Could GMO crops benefit to solve the climate crisis?
The growth rate of crop harvests
in the coming decades will have serious implications for the global food
supply under climate change. If the relative yield gains assessed
here are any indication of the potential for other crops and/or regions, then
the adoption of new technologies such as GE varieties may constitute a
potentially fruitful adaptation strategy for counter harmonizing the effects of
climate change.
There’s not going to be one singular resolution to solve the problem of climate
change. In reality, it’s going to take a multi-pronged method compressing
everything from reducing our individual carbon footprints to potentially more
extreme solutions such as geoengineering.
GMO crops cultivate with more healthy and deeper roots that are capable of
storing increased amounts of carbon underground for longer; thereby reducing
CO2 in the atmosphere. This is based on their detection of a gene which
dictates the depth to which plant roots grow in soil. Their goal is to
entirely shrink the carbon footprint of global crop cultivation by doing away
with the need for synthetic fertilizers, which account for about 5% of
humanity’s total greenhouse gas productions.

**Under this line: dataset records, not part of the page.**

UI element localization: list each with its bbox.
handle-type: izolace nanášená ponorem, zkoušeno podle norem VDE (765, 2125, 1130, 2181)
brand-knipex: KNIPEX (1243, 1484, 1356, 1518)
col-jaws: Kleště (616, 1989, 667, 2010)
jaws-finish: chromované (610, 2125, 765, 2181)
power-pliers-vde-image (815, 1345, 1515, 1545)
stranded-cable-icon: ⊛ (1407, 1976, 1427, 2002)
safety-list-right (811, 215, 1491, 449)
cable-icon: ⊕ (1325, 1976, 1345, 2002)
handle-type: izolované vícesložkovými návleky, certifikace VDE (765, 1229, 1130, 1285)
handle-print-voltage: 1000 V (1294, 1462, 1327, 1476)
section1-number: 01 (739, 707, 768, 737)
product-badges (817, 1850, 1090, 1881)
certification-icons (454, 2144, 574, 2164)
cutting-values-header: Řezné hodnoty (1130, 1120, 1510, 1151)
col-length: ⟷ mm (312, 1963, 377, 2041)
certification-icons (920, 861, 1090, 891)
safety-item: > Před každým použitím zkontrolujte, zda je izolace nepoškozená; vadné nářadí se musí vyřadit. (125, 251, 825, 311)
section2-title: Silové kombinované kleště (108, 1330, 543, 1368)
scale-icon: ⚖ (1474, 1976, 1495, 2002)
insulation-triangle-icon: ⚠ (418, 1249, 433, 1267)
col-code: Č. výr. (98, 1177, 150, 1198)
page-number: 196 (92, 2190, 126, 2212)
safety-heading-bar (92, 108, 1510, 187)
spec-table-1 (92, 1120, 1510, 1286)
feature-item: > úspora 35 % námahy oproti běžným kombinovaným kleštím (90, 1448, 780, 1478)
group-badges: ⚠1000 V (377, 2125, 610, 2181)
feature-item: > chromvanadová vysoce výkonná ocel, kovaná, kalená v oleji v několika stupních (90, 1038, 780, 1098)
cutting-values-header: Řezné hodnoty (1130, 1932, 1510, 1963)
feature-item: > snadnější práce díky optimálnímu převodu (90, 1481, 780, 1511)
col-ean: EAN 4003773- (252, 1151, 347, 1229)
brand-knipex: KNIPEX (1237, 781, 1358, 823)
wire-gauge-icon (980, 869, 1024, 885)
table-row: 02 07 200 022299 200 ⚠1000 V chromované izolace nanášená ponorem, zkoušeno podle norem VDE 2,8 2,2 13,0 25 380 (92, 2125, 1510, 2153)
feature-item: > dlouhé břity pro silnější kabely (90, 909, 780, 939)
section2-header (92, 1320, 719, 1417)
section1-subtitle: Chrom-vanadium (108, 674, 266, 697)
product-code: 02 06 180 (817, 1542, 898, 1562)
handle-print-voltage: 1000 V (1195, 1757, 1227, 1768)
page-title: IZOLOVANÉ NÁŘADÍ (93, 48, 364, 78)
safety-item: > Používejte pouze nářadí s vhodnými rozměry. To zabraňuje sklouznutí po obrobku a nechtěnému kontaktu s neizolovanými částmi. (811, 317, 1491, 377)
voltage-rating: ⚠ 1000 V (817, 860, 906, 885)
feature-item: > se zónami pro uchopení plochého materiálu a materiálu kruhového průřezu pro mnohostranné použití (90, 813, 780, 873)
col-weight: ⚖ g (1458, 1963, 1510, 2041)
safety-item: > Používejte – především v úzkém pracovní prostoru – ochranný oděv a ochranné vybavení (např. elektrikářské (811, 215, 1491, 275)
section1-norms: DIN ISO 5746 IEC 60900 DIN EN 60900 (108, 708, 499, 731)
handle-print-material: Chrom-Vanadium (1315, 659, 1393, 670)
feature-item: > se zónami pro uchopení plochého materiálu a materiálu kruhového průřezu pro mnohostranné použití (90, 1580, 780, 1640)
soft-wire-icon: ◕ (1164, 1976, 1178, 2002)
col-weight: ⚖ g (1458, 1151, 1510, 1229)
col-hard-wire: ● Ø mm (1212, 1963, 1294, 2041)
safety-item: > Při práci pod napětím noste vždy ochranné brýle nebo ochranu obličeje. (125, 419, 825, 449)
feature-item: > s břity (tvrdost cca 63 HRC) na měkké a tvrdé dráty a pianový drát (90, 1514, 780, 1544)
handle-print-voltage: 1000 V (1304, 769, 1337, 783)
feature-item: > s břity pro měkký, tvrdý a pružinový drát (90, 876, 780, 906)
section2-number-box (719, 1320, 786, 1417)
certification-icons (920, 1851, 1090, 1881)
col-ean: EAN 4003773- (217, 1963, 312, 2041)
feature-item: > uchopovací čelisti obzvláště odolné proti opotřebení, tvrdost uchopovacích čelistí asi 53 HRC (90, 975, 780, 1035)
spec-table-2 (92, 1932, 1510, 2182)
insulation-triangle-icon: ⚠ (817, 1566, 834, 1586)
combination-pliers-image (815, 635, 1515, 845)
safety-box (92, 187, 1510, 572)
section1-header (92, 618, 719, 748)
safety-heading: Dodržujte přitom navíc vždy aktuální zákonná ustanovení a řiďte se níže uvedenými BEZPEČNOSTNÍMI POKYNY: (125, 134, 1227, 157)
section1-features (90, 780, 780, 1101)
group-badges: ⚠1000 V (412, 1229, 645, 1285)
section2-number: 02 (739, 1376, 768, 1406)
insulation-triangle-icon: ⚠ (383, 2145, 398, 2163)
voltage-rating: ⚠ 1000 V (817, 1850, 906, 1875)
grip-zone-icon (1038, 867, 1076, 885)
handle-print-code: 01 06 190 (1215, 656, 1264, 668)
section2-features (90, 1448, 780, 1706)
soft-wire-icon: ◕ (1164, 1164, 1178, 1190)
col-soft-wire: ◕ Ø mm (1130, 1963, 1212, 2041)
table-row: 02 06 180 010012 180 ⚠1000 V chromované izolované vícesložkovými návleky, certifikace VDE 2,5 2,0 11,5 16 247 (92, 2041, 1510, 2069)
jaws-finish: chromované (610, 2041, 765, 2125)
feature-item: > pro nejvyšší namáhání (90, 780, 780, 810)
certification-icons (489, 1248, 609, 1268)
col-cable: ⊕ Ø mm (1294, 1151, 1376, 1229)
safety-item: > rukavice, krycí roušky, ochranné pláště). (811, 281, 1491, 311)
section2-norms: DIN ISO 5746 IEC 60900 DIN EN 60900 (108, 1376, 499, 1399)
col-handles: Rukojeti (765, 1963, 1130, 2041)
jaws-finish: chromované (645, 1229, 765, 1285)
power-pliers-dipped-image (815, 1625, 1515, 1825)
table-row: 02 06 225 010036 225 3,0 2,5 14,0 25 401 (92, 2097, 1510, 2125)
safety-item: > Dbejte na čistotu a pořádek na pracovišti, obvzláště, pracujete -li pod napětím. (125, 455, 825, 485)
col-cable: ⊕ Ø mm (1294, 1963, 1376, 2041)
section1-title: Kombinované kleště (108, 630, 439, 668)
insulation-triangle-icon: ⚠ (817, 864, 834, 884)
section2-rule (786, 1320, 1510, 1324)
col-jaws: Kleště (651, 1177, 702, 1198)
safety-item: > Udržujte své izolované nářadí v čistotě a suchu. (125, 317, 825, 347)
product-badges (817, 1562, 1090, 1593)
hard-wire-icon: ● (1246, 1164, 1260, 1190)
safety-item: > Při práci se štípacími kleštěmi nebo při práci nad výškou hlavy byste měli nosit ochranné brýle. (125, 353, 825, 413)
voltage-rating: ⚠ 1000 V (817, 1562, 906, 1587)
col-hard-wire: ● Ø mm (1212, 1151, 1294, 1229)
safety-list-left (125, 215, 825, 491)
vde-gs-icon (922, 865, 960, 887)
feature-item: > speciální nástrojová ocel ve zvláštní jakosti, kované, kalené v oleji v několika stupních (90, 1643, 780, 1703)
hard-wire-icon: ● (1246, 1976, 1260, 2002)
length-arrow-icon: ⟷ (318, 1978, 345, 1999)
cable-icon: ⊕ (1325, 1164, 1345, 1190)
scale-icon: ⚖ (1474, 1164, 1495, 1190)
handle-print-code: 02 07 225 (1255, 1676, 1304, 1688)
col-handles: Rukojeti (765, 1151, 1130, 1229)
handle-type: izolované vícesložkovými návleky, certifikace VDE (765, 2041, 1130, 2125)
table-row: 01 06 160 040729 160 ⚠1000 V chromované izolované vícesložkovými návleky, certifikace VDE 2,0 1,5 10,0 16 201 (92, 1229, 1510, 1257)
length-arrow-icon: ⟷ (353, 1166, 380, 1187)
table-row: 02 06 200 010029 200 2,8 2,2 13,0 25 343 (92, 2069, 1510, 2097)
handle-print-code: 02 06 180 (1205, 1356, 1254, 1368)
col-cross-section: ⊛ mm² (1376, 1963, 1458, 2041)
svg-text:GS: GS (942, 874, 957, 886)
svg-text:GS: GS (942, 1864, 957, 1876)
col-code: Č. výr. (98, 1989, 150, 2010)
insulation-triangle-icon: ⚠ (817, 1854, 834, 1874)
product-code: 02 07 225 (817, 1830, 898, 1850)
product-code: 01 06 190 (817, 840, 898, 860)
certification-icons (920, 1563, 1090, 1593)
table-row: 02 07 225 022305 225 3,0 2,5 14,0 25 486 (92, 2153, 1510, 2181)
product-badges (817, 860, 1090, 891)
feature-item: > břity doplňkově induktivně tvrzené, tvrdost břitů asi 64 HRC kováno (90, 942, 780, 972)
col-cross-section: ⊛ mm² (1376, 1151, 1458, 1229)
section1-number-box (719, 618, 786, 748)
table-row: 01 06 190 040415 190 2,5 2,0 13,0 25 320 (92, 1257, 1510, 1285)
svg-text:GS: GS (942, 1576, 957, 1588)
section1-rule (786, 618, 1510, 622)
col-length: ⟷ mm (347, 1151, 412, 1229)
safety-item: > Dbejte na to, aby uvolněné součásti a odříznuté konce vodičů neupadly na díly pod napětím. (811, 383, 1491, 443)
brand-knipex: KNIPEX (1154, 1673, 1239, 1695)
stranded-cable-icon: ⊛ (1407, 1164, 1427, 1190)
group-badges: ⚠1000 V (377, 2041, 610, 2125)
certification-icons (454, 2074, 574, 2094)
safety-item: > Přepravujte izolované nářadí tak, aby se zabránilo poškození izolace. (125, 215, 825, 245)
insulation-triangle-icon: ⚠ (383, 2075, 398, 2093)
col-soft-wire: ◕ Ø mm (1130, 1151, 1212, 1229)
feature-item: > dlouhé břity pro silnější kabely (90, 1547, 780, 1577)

Through extensive DNA
manipulations, scientists are optimistic they can engineer a self-fertilizing
affiliation between crop species and root-dwelling microbes, obviating the need
for artificial fertilizer. No similar interdependence exists between bacteria
and corn, wheat, rice, or any other cereal crop critical to modern diets and
livestock feeds. This chemical treatment would be unessential, however, if
scientists could build a legume-like symbiosis into the crops in Agriculture field.
The appearance of artificial fertilizers,
pesticides, and high-cultivated crop diversities during the Green Revolution of
the mid-20th century largely replaced these practices, ushering in a new era of
bountiful food production but at a high environmental cost in genetically
modified foods. Transgenic
crops often get a bad rap for being more about corporate incomes than about
benefits to humanity and the environment and for good reason. Technologies such
as Roundup Ready ultimately only spurred the increase of super weeds that
required even more toxic pest control, and decimated populations of frogs,
insects, and other wildlife, all while making billions of dollars for Monsanto.